10 Steps To Making Better Personal Financial Decisions

It is critical to your success strategy to focus on building a firm financial foundation to support your goals. In fact, it is a strong foundation in every area of your life that empowers you to build the life you truly want more easily.

Adhere to the following 10 Steps To Making Better Personal Financial Decisions

1. Identify past choices that have led to financial frustration or stress, and stop making those choices, starting today.
One of the most important choices you can make with your money is to learn from your past choices. Use failure and frustration as a learning tool for future success.

2. Pay off credit cards before other debt.
High balances on revolving debt, such as credit card debt, negatively impact your credit score more than loans that are scheduled to be paid off in a set number of months or years such as a car loan, student loan, or mortgage. One of the fastest ways to improve your credit is to pay down or pay off your credit cards.

3. Stop using your credit cards unless you can trust yourself to pay them in full each month.
The average American household carries more than $8,000 in credit card debt with no hope of paying it off in the next 60 days, according to the most recent statistics. Make a decision to live within your means, using the money you have rather than money you have to borrow.

4. Change your lifestyle if necessary.
Sometimes building a strong financial foundation requires sacrifice. If you need to “downsize” your lifestyle so that you can become more financially strong, do it! When you have a purpose and vision, and understand the importance of a firm financial foundation, it is empowering to make tough choices such as keeping your old car for a while longer, waiting to buy a bigger house, or curbing the shopping sprees while you save to buy your own home.

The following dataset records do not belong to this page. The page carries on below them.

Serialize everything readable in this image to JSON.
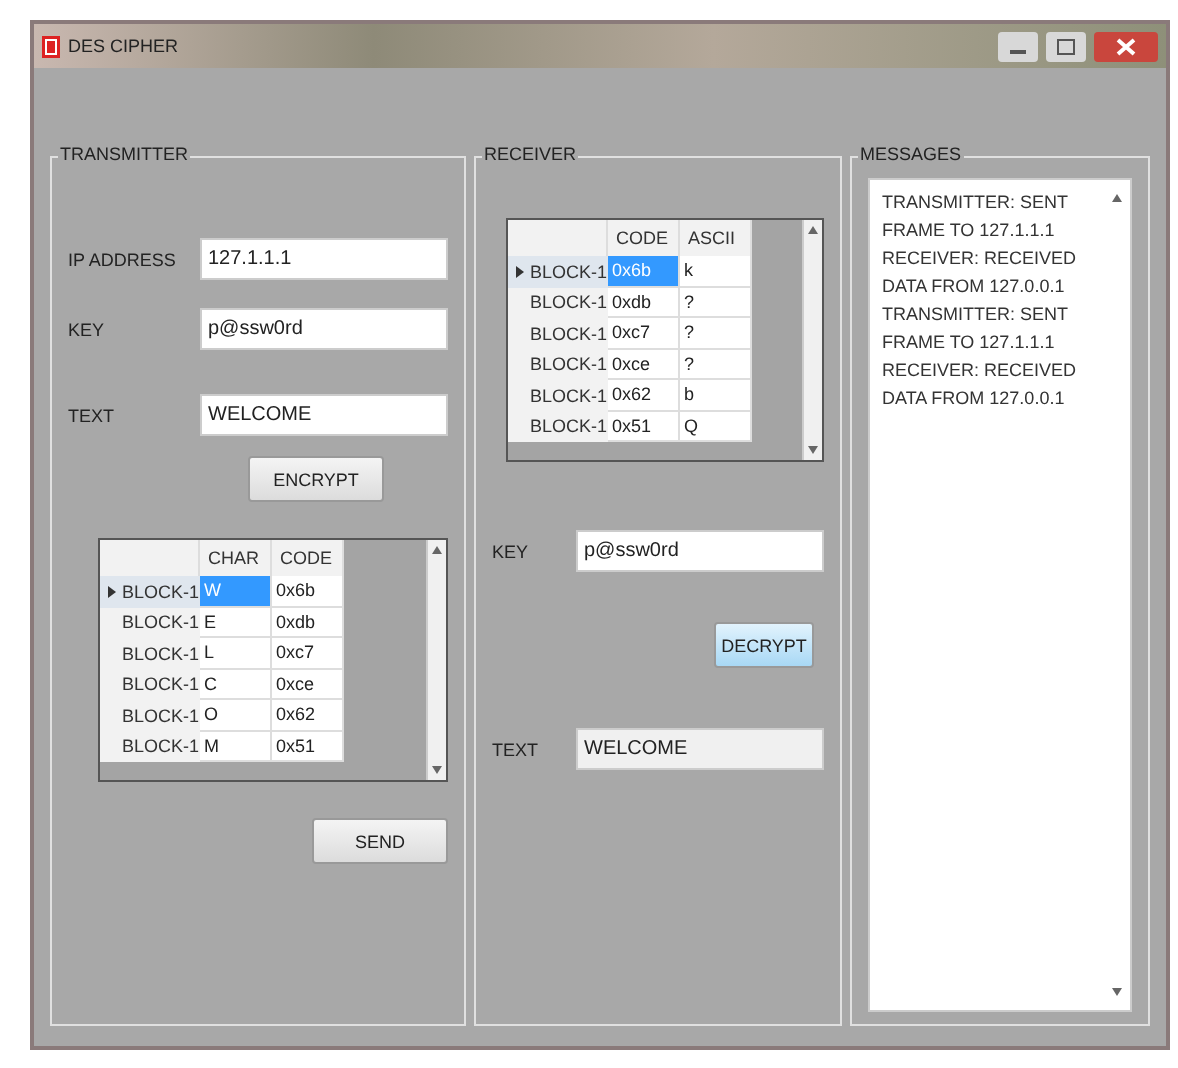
{
  "window": {
    "title": "DES CIPHER"
  },
  "transmitter": {
    "title": "TRANSMITTER",
    "fields": [
      {
        "label": "IP ADDRESS",
        "value": "127.1.1.1"
      },
      {
        "label": "KEY",
        "value": "p@ssw0rd"
      },
      {
        "label": "TEXT",
        "value": "WELCOME"
      }
    ],
    "encrypt_button": "ENCRYPT",
    "table": {
      "columns": [
        "CHAR",
        "CODE"
      ],
      "rows": [
        {
          "header": "BLOCK-1",
          "cells": [
            "W",
            "0x6b"
          ],
          "selected": true
        },
        {
          "header": "BLOCK-1",
          "cells": [
            "E",
            "0xdb"
          ],
          "selected": false
        },
        {
          "header": "BLOCK-1",
          "cells": [
            "L",
            "0xc7"
          ],
          "selected": false
        },
        {
          "header": "BLOCK-1",
          "cells": [
            "C",
            "0xce"
          ],
          "selected": false
        },
        {
          "header": "BLOCK-1",
          "cells": [
            "O",
            "0x62"
          ],
          "selected": false
        },
        {
          "header": "BLOCK-1",
          "cells": [
            "M",
            "0x51"
          ],
          "selected": false
        }
      ]
    },
    "send_button": "SEND"
  },
  "receiver": {
    "title": "RECEIVER",
    "table": {
      "columns": [
        "CODE",
        "ASCII"
      ],
      "rows": [
        {
          "header": "BLOCK-1",
          "cells": [
            "0x6b",
            "k"
          ],
          "selected": true
        },
        {
          "header": "BLOCK-1",
          "cells": [
            "0xdb",
            "?"
          ],
          "selected": false
        },
        {
          "header": "BLOCK-1",
          "cells": [
            "0xc7",
            "?"
          ],
          "selected": false
        },
        {
          "header": "BLOCK-1",
          "cells": [
            "0xce",
            "?"
          ],
          "selected": false
        },
        {
          "header": "BLOCK-1",
          "cells": [
            "0x62",
            "b"
          ],
          "selected": false
        },
        {
          "header": "BLOCK-1",
          "cells": [
            "0x51",
            "Q"
          ],
          "selected": false
        }
      ]
    },
    "key": {
      "label": "KEY",
      "value": "p@ssw0rd"
    },
    "decrypt_button": "DECRYPT",
    "text": {
      "label": "TEXT",
      "value": "WELCOME"
    }
  },
  "messages": {
    "title": "MESSAGES",
    "items": [
      "TRANSMITTER: SENT FRAME TO 127.1.1.1",
      "RECEIVER: RECEIVED DATA FROM 127.0.0.1",
      "TRANSMITTER: SENT FRAME TO 127.1.1.1",
      "RECEIVER: RECEIVED DATA FROM 127.0.0.1"
    ]
  }
}
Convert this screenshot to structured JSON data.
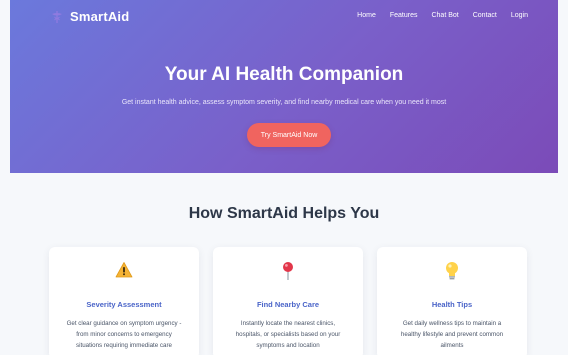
{
  "brand": {
    "name": "SmartAid",
    "icon": "caduceus-icon"
  },
  "nav": [
    "Home",
    "Features",
    "Chat Bot",
    "Contact",
    "Login"
  ],
  "hero": {
    "title": "Your AI Health Companion",
    "subtitle": "Get instant health advice, assess symptom severity, and find nearby medical care when you need it most",
    "cta": "Try SmartAid Now"
  },
  "section": {
    "title": "How SmartAid Helps You"
  },
  "cards": [
    {
      "icon": "warning-icon",
      "title": "Severity Assessment",
      "desc1": "Get clear guidance on symptom urgency -",
      "desc2": "from minor concerns to emergency",
      "desc3": "situations requiring immediate care"
    },
    {
      "icon": "map-pin-icon",
      "title": "Find Nearby Care",
      "desc1": "Instantly locate the nearest clinics,",
      "desc2": "hospitals, or specialists based on your",
      "desc3": "symptoms and location"
    },
    {
      "icon": "lightbulb-icon",
      "title": "Health Tips",
      "desc1": "Get daily wellness tips to maintain a",
      "desc2": "healthy lifestyle and prevent common",
      "desc3": "ailments"
    }
  ],
  "colors": {
    "hero_gradient_start": "#6b79dc",
    "hero_gradient_end": "#7b4bb8",
    "cta": "#f0645f",
    "card_title": "#4a64c8",
    "heading": "#2d3748"
  }
}
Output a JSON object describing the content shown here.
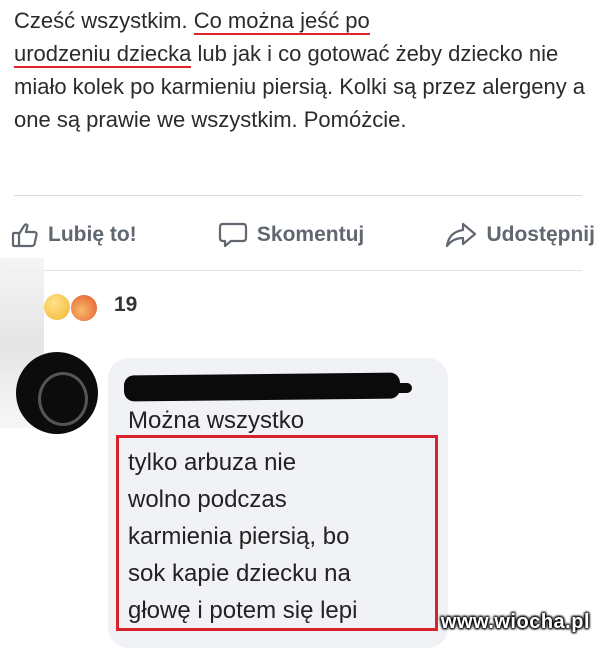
{
  "post": {
    "text_part1": "Cześć wszystkim. ",
    "text_underlined1": "Co można jeść po",
    "text_underlined2": "urodzeniu dziecka",
    "text_part2": " lub jak i co gotować żeby dziecko nie miało kolek po karmieniu piersią. Kolki są przez alergeny a one są prawie we wszystkim. Pomóżcie."
  },
  "actions": {
    "like_label": "Lubię to!",
    "comment_label": "Skomentuj",
    "share_label": "Udostępnij"
  },
  "reactions": {
    "count": "19"
  },
  "comment": {
    "first_line": "Można wszystko",
    "highlighted_lines": [
      "tylko arbuza nie",
      "wolno podczas",
      "karmienia piersią, bo",
      "sok kapie dziecku na",
      "głowę i potem się lepi"
    ]
  },
  "watermark": "www.wiocha.pl",
  "colors": {
    "highlight_red": "#d8232a",
    "action_gray": "#606770",
    "bubble_bg": "#f0f2f5"
  }
}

5. Get insurance (health, life, home or renters, auto, and disability) that you feel confident will meet your needs in the event you need to use it.
No one ever expects a crisis, but it is comforting to know that in the event of one, your finances won’t be completely destroyed. An illness, fire, or accident is stressful enough. Make sure you are covered in the event of unfortunate circumstances.

6. Establish a financial cushion of six to 12 months of expenses.
Make this a priority goal and begin saving toward it, even if it takes you five years or more to reach your goal. Knowing that financial ruin is not a couple of paychecks away is a very empowering feeling. It will often keep you from making decisions out of fear and empower you to make decisions based on your purpose and vision.

7. Invest time in your own financial education.
One of the main causes of financial problems is what I call “financial illiteracy.” Some companies make a great deal of money off of the financial ignorance of otherwise intelligent people. Spend two hours or more per month learning about wealth building, debt elimination, investing, and real estate. Read books or articles. Attend a seminar. Learn from those who handle their money well. The more financially literate you become, the better off you will be.

8. Refuse to be an emotional spender.
Have you ever spent money on your children out of guilt? Or in an effort to win the affection or admiration of others? Do you shop when you are feeling down? Do you buy things you can’t afford because they make you feel better about yourself? Have you co-signed on credit cards or loans, even though your intuition told you not to? If so, you have engaged in “emotional spending,” an expensive habit. Recognize your propensity to spend emotionally and make a decision to change your behavior. Wait 72 hours before making a decision about an impulse purchase. Question your motives before spending money. And make sure you spend your money in a way that reflects your vision and purpose.

9. Have a vision. Set goals!
Last week, I challenged you to create a vision for the five key areas of your life. One of those areas is your finances. One of the reasons it is important to have a vision is because it serves as a reference point for where you are headed. When you are building toward something specific, it is easier to tell when you get off track. If you have no vision or goals, you often don’t even realize you are on the wrong path until something goes terribly wrong!

10. Put money into proper perspective.
Having money can certainly make life easier, more convenient, and less stressful. But always remember this: If your biggest problems are money-related, consider yourself VERY blessed. Money problems can be fixed. There are other more important things in your life – your relationship with God and the people you care about, your health, and your integrity, to name a few. Don’t allow financial frustrations to ruin your relationships, cause you to be angry with God, do things that compromise your integrity, or stress you out to the point of causing high blood pressure, panic attacks, or other health problems. Count your blessings and remember that life’s richest rewards will never be found in material things.